Realtor Neil Wright, president of the Harbord Street Association, wanted every reader of the article to know that “we (the residents and merchants of Harbord Street between Spadina and Bathurst) have maintained our dignity.”
Jeraldene Ballon, who recently opened “Dr. Cheese and The Cake Lady,” wanted everyone to know that the street is “coming alive.” Miss Ballon wished everyone to know further that all sorts of people in business on Harbord Street had dropped in at this opening with gifts and best wishes, (all, that is, except one notorious neighbour whose business can hardly be said to be bringing the street alive).
Mr. Wright again: “We want to retain the personality and character of Harbord Street.”
The four or five of Morgentaler’s neighbours who were quoted in The Star article agreed that Harbord was becoming their kind of Toronto 1986 street. Strollers on Harbord Street can now find a bookstore, a Japanese garden, the Witchy Shoppe (owned by “Midnight-haired Raven, selling candles, incense, Tarot cards and ‘unusual bath salts’”), ethnic restaurants, a word processing shop. And in the midst of all these, strollers can find a friendly, local abortionist – Henry or Nikki – just two of the gang of peace-loving folks whom Walter Stafaniuk told us about.
But Morgentaler’s four or five quoted neighbours, peace-lovers though they all be, would be the first to let everyone know that they realize that war has pretty well become the metaphor for our time, and that to defend peace they would be the first to make war on poverty, on inflation, on racism, on pollution – all the injustices these right-thinking individuals would in their highly-selective indignation wish to see destroyed.

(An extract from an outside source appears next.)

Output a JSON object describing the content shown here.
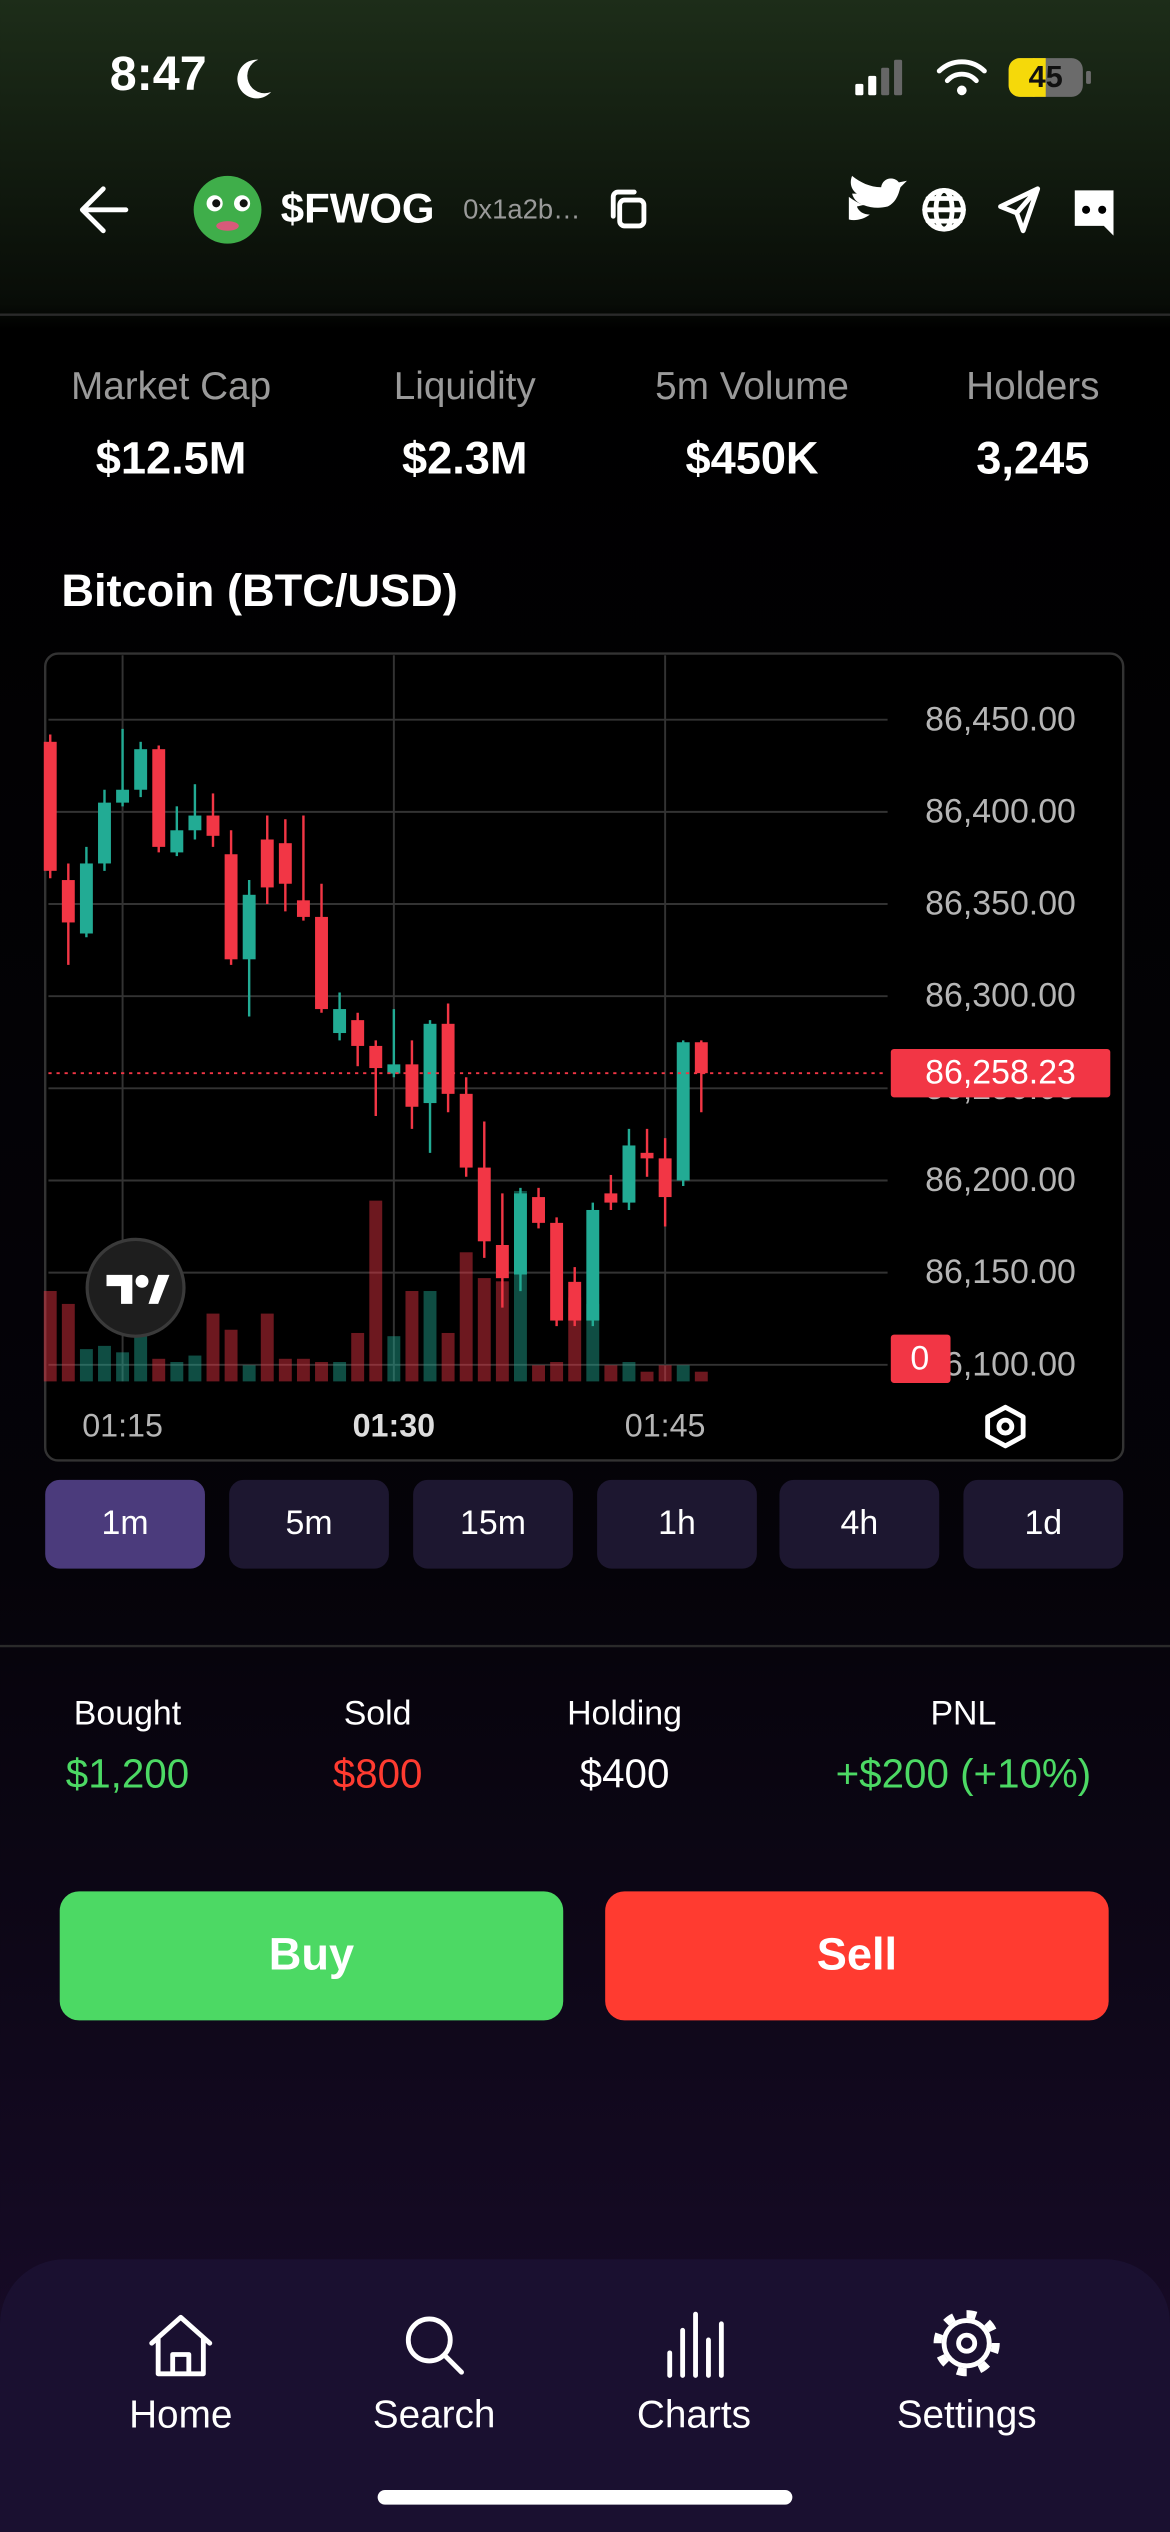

Curiously enough, however, when Henry and Nikki abandon the metaphor and make actual, merciless, bloody war on the most innocent and most defenceless human being, the unborn child, and slaughter him in the womb, these peace-loving folkies over on Harbord Street are conveniently silent as they bask in their tranquil prosperity and endorse the butchers’ slaughter of the innocents.
What is truly peaceful on Harbord Street is the legal picketing of the abortuary which Morgentaler, Colodny, their neighbours, the police, and The Toronto Star find impossible to ignore.